Many images on the web have empty alt text, which usually occurs when the person who created the web page either forgets to add it or doesn't have the proper writing knowledge. If many images on a website have empty alt text, it makes the site less accessible to visually impaired users. This situation can make it difficult for the visually impaired to navigate and understand the website's content, leading to poor user experience and web accessibility problems.
I wanted to create a more accessible web environment for everyone and brainstormed potential methods to counter this. I eventually thought of a distributed intelligence system that, given an image input, can describe what is inside the picture. I have studied underlying technologies on this and found several layers for the project.
The first layer we need is Contrastive Language–Image Pre-training (CLIP), a vast dataset of image-to-text created by OpenAI. We need a CLIP inference server to take the image and return the descriptive text. Some similar alternative open-sourced technologies include Bootstrapping Language–Image Pre-training (BLIP) by Salesforce. However, this inference requires a significant amount of computer power to complete—it takes at least a minute to generate the complete text, even with the latest GPU. Therefore, for the system to scale, we will need a clever way to make things faster.
I eventually had a eureka moment: hash tables! However, we cannot store all the pixel combinations on the database. So, I explored clamping the image data into a finite pixel space, a concept called 'perceptual hashing'. Hashing algorithms take data and convert it into a fixed-size value, known as a hash. While most hashing algorithms aim to minimize the likelihood of two different keys resulting in the same hash, known as a collision, perceptual hashes aim to do the opposite by maximizing collisions. This method is used to search by image, such as Google Photos, or detect child sexual abuse materials. The perceptual hashing layer is the second layer we need. It will work as a cache layer, intelligently figuring out if the two different sets of pixel data are the same picture, just distorted.
The final goal is to create a product like Let's Encrypt, which heavily contributed to removing unencrypted websites on the web. I imagine a future where no single image on the web is missing the alt tag with this technology.
After resolving all security issues, SharedArrayBuffer returned in 2020, introducing the Cross-Origin-Embedder-Policy (COEP) and Cross-Origin-Resource-Policy (CORP) web platform features designed to improve the security of shared memory and mitigate the risks of Spectre-style attacks.

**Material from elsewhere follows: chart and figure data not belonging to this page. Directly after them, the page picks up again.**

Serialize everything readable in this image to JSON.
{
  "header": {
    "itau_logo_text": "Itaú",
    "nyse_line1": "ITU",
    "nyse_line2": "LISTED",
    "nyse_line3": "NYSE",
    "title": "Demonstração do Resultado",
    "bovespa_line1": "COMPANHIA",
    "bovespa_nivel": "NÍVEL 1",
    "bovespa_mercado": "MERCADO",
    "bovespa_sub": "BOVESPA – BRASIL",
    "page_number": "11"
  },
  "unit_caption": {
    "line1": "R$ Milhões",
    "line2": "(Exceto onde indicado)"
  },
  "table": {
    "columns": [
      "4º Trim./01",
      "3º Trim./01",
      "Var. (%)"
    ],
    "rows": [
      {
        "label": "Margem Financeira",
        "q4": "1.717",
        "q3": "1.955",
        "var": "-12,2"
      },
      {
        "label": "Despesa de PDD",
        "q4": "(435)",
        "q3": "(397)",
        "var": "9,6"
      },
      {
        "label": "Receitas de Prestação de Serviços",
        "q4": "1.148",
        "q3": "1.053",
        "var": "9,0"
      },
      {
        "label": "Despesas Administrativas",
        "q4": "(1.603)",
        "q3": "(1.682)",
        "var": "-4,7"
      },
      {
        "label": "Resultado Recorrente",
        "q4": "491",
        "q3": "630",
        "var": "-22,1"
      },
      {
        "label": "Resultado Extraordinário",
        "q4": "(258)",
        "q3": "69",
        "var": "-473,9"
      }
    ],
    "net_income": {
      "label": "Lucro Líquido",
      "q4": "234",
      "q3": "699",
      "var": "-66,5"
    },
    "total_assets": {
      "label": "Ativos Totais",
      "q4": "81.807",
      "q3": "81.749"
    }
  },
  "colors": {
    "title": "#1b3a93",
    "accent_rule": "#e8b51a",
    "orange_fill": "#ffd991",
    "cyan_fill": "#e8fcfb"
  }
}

Given that all of these technologies are ready, we can create an improved version of the iframe that will run on the Worker Thread, synchronously communicating with the main thread. In other words, this will introduce proper, fast, and easy multithreading to the web.
"Library of Babel" by Jorge Luis Borges is a short story in which Borges describes a universe consisting of a vast library comprising an endless expanse of hexagonal rooms, each of which contains four walls of bookshelves. Each book in the library contains every possible combination of 25 symbols and every possible text that can be created with those symbols. "Library of Babel" includes all variations we can make with a specific alphabet length.
I was fascinated by the concept that it answers the infinite monkey theorem—given infinite monkeys making infinite keystrokes, wouldn't they write all of Shakespeare's work? The infinite monkey theorem poses an underrepresented great thought point in our society, given the recent boom of generative AIs, such as the recent ChatGPT (i.e., we now have the infinite AI monkey making infinite keystrokes). Will AI eventually create all information creatable by the human race? What would be the notion of creation from now on?
"Library of Babel" intrinsically has the critical components of such a philosophical question. I looked up previous mathematics and computer science research under "Library of Babel", but there was none. I want to conduct foundational studies on "Library of Babel" and create an encompassing theory. With further studies, we can make a comprehensive library of Babel with all Unicode characters (in contrast to Roman alphabets) or make an infinite grid of pixels containing all possible photos that can exist—Photo Library of Babel.